There has been some gnashing of teeth over the requirement to contribute national insurance for 35 years rather than 30 under the old scheme. But it should be remembered that the 30- year limit was only brought in a few years ago and prior to that contributions had to be made for 39 years.
Overall, the pensions white paper is good news – it sweeps away complexity, guarantees a higher basic pension, while at the same time sticking to the idea that to qualify you have to make a fair contribution. Now, finally, we can move on.
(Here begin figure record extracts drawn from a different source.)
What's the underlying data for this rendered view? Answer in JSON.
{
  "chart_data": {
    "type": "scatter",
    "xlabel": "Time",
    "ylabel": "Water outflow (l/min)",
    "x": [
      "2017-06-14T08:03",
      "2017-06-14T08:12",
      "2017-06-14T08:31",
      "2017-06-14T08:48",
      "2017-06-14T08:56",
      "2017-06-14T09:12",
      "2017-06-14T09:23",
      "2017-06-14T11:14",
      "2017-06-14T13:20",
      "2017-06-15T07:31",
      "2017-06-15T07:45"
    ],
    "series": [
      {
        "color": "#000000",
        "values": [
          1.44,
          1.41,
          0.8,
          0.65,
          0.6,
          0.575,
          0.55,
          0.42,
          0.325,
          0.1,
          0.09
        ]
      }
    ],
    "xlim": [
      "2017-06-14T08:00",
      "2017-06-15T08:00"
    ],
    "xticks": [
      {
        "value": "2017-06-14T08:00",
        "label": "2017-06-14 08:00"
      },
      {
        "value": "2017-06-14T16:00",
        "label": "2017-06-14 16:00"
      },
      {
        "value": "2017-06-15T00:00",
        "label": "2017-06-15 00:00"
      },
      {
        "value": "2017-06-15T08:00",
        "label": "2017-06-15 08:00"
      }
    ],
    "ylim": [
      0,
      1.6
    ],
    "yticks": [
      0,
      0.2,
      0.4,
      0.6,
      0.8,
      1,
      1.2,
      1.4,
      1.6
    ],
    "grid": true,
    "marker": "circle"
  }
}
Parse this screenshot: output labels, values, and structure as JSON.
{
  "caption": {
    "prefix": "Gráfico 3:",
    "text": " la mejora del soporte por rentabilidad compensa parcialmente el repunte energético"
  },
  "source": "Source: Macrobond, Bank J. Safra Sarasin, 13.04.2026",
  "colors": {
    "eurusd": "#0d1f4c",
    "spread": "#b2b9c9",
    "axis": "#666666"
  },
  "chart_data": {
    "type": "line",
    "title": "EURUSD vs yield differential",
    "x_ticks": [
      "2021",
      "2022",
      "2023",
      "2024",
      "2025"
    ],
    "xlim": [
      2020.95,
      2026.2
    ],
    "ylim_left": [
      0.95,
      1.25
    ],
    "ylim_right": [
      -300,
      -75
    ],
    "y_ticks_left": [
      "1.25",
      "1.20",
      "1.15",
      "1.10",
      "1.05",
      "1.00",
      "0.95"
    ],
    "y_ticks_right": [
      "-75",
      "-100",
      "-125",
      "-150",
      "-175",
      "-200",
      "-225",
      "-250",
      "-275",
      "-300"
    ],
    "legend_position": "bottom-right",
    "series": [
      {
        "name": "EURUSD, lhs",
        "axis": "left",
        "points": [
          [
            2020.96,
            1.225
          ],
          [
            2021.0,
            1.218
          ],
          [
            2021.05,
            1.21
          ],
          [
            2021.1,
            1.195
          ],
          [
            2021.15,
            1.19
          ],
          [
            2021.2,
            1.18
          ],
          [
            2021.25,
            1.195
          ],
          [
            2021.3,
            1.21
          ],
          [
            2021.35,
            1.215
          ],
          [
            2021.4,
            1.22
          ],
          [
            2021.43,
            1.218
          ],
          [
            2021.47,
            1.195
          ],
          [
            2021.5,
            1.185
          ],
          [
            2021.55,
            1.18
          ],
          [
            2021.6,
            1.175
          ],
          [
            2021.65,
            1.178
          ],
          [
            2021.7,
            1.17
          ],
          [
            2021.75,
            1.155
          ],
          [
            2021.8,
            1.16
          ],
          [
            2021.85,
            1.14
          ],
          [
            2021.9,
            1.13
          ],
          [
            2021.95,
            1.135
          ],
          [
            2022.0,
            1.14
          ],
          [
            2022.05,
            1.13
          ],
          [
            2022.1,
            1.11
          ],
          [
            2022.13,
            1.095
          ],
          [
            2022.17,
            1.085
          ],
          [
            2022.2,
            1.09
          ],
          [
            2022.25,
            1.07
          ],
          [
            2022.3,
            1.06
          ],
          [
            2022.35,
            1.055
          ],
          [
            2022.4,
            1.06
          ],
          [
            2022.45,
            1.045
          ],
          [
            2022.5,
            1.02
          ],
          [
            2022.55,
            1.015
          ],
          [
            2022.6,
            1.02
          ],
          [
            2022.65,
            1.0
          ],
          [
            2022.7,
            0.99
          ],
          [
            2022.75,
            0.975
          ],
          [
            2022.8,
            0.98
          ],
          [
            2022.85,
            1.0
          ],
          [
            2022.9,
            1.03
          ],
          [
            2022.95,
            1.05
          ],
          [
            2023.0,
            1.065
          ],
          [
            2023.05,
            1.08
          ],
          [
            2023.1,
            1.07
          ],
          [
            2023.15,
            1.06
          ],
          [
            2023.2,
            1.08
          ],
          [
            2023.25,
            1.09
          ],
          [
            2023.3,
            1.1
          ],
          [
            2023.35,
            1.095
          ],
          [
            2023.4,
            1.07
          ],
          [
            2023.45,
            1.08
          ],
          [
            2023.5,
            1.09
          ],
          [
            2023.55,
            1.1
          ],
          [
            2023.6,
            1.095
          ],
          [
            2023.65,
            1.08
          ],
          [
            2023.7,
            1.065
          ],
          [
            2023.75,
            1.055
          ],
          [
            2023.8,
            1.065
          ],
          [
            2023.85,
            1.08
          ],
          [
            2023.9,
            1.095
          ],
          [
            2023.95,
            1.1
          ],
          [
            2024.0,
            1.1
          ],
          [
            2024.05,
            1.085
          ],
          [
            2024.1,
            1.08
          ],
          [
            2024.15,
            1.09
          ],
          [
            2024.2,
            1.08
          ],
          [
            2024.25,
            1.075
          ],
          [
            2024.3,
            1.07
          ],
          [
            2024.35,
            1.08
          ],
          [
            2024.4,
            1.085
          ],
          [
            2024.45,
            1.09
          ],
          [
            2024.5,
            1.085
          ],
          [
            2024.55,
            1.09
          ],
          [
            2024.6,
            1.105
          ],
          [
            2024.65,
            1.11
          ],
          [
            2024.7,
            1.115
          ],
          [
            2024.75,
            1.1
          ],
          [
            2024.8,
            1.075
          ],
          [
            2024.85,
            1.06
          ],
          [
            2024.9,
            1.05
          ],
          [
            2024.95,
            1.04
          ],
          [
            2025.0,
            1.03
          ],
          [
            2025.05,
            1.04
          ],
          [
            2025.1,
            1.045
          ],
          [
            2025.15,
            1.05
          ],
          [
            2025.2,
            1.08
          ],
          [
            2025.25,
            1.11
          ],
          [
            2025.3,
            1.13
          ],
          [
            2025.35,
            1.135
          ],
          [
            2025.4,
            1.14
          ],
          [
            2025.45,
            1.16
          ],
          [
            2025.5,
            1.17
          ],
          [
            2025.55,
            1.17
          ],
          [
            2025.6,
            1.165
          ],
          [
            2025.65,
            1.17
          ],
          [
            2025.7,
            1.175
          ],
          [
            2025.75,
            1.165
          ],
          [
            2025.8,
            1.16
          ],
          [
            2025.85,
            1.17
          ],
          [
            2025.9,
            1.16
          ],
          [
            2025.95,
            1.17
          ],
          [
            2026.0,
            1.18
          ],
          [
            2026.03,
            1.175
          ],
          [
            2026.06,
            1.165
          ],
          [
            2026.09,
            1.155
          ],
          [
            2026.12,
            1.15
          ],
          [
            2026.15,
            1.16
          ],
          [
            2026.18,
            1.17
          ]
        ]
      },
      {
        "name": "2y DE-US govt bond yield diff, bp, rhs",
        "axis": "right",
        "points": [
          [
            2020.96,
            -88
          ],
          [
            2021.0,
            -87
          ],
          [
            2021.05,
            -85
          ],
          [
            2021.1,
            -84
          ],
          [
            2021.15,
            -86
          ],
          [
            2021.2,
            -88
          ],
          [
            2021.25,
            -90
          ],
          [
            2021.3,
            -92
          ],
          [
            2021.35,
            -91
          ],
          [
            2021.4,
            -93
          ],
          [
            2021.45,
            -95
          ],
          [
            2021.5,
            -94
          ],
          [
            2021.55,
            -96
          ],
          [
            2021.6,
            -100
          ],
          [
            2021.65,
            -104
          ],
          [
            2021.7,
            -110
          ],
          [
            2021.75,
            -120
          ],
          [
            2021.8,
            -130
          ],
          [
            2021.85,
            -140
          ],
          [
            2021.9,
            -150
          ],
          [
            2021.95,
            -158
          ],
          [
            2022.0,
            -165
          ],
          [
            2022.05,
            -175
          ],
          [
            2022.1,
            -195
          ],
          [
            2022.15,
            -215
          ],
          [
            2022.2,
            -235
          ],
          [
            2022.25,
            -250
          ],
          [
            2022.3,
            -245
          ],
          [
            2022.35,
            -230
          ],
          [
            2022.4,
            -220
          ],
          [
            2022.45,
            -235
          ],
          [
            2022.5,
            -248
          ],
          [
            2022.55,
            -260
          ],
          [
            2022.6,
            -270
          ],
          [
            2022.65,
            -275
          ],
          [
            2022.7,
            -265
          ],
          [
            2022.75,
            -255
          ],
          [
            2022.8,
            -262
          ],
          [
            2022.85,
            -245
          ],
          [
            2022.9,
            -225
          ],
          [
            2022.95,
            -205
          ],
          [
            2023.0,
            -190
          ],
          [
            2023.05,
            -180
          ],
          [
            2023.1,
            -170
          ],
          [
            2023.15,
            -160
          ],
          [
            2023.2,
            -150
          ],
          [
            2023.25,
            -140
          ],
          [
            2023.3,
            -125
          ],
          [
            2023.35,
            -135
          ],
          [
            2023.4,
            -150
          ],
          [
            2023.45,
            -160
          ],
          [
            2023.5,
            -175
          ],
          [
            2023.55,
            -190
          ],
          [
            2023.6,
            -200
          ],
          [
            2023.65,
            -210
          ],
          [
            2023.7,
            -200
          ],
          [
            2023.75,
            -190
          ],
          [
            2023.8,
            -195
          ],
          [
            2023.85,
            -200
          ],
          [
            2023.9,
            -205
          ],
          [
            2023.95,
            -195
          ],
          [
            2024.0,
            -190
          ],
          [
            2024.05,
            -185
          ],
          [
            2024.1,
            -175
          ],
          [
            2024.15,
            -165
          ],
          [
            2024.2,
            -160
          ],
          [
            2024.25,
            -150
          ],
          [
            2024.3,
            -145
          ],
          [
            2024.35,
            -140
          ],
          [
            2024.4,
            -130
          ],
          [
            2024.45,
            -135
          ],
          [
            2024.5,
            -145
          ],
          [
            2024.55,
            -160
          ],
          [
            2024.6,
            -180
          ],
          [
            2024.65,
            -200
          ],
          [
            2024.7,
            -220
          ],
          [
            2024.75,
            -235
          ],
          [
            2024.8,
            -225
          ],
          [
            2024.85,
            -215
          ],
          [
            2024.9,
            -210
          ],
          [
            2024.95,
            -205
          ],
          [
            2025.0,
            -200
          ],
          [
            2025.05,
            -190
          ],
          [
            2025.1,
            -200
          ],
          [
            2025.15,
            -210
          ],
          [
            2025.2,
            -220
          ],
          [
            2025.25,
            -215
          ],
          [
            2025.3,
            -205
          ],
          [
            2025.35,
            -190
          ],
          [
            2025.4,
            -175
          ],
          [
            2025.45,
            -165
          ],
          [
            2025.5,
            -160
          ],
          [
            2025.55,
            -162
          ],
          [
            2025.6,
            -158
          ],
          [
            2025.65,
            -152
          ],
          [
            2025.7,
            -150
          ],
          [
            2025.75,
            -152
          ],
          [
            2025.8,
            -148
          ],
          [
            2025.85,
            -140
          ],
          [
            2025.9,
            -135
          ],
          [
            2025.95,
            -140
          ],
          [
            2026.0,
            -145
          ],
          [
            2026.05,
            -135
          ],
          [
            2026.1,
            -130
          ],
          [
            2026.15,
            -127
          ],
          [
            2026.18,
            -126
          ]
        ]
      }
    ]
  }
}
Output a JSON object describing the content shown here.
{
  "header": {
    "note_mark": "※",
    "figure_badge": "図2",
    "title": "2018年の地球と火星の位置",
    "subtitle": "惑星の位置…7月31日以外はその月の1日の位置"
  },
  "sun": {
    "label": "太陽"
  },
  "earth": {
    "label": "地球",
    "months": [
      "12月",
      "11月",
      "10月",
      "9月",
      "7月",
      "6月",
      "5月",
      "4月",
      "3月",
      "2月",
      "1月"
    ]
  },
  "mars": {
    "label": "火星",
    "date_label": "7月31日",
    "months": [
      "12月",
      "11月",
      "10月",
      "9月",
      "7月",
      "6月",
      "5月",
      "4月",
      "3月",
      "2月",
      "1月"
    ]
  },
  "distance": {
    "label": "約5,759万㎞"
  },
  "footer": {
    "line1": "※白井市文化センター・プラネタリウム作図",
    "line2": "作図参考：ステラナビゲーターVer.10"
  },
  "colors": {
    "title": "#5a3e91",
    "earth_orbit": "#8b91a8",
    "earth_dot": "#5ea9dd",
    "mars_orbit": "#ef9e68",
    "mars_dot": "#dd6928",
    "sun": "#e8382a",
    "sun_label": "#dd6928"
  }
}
Confused by your self assessment form? You're not the only one it seems. I received a HM Revenue & Customs press release the other day outlining acceptable reasons for failing to file your return online. The bods at HMRC said not receiving the online activation code, ID or password is an acceptable reason for late filing but further down the page they state that it most definitely isn't.
Advice wasteland woes
My comment last week on how it's ridiculous that changes to the rules governing how financial advisers are paid means we now have a choice of either paying a fortune or taking pot luck through execution-only has caused quite a stir.
There were offers of help for my friend – who had 10 grand to invest but couldn't find an adviser who would touch such a "small" amount – and support for my argument. I'd love to hear more from readers, who like my friend, are being turned away when looking for advice.